Al hablar con un residente que llevaba muchos años viviendo en el vecindario, descubrió que aquellas pertenencias habían pertenecido a Emily, la hija de Barbara, quien había perdido trágicamente la vida once años atrás después de salir de casa durante una discusión. Barbara, enferma de cáncer en fase terminal y esperando la visita de su hijo distanciado, David, intentaba desesperadamente vaciar la habitación de su hija para protegerse de aquellos dolorosos recuerdos.

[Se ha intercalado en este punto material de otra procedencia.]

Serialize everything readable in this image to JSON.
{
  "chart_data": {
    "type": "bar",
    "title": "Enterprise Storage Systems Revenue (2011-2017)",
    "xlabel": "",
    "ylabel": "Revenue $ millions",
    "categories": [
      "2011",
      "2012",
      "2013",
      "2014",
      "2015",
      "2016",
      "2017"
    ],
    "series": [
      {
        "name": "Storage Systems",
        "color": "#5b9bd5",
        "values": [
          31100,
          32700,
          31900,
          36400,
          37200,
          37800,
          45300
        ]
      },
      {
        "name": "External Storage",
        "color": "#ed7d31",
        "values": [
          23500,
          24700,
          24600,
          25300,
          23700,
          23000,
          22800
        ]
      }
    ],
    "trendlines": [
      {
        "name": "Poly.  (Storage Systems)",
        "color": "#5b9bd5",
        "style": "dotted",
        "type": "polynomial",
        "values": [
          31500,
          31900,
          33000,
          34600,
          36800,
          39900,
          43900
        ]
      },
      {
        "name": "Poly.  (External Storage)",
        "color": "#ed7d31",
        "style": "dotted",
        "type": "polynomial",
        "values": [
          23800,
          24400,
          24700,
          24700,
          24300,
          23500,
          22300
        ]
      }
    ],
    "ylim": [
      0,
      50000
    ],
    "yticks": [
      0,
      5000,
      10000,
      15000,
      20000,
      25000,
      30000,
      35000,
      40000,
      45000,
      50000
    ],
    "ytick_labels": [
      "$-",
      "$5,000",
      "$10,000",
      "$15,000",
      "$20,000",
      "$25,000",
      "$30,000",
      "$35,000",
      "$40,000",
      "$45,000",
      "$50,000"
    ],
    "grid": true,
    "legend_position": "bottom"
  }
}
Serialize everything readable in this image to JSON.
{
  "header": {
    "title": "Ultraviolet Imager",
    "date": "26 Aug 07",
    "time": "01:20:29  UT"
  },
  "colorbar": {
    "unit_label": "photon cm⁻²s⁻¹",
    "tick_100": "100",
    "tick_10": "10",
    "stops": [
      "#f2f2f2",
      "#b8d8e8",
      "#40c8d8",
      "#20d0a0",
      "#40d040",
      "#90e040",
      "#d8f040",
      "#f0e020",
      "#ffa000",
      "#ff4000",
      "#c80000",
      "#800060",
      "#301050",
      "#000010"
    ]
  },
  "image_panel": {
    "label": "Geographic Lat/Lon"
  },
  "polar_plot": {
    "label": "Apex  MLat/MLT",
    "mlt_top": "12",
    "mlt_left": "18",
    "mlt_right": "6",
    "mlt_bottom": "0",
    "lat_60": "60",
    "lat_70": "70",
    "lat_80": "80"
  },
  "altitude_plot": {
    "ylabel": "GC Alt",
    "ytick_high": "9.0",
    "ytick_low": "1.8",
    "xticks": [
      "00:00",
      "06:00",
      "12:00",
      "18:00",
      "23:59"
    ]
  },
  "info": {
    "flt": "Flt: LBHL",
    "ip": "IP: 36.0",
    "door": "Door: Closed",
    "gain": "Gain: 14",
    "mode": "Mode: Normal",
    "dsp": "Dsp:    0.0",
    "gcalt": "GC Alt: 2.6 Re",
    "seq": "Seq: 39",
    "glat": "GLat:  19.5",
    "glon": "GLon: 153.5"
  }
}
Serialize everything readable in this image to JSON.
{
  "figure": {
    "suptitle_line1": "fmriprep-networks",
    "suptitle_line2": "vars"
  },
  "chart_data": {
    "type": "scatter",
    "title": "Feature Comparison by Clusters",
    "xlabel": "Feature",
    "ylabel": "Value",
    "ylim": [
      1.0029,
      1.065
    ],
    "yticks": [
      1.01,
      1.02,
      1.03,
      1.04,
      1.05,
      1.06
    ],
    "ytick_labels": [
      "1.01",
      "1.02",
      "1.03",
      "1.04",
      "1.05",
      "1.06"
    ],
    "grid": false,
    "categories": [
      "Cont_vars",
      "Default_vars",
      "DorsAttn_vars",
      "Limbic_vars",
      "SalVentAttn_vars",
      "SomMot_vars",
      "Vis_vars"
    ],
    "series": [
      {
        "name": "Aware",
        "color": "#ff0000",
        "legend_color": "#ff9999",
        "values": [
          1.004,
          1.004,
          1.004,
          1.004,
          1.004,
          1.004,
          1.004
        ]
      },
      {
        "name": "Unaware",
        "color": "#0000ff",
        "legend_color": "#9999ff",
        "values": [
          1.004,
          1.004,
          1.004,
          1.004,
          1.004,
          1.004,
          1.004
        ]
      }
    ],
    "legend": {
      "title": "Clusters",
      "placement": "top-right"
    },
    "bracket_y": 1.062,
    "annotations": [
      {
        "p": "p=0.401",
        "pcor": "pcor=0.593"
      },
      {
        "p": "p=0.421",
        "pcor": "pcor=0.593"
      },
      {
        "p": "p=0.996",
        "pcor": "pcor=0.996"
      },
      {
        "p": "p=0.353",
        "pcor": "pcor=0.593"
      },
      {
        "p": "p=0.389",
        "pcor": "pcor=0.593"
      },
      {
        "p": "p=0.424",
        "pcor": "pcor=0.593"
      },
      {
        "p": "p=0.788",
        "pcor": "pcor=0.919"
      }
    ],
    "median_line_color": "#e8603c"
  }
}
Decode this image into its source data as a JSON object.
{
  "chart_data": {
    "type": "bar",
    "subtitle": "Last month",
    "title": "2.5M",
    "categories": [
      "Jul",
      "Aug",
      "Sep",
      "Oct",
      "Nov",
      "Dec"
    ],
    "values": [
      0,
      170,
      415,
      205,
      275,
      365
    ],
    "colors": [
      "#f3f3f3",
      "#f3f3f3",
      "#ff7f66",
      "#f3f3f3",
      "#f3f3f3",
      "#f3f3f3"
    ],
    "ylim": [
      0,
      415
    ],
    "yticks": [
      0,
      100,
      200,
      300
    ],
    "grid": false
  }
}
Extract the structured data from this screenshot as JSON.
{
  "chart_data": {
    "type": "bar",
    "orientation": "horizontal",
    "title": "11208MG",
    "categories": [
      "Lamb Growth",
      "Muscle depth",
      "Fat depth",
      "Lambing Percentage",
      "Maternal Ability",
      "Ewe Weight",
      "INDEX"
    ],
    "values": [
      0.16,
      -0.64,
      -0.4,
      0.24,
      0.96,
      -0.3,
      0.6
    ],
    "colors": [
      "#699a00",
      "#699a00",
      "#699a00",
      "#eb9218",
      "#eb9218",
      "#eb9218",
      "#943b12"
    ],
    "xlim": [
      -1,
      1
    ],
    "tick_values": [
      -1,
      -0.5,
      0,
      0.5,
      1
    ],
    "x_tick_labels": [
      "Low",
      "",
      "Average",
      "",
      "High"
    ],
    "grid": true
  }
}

Con gran compasión, los vecinos y Patterson intervinieron y, en lugar de permitir que Barbara tirara todo a la basura sin siquiera mirarlo, la ayudaron a revisar las pertenencias una por una. Finalmente, decidieron conservar varios objetos para que David pudiera verlos y decidir qué hacer con ellos, en vez de dejar la habitación completamente vacía.

Cuando David finalmente regresó a casa, comprendió de inmediato el enorme valor de poder enfrentarse a aquellos recuerdos conservados junto a su madre. Sentados juntos, David y Barbara finalmente se atrevieron a hablar de la culpa y los reproches que habían cargado durante más de una década, se perdonaron mutuamente y encontraron una forma de sanar a través del dolor que compartían. Barbara falleció en paz dos meses después, dejando a David al cuidado de la casa familiar y de la profunda reconciliación que ambos habían conseguido alcanzar antes de sus últimos días.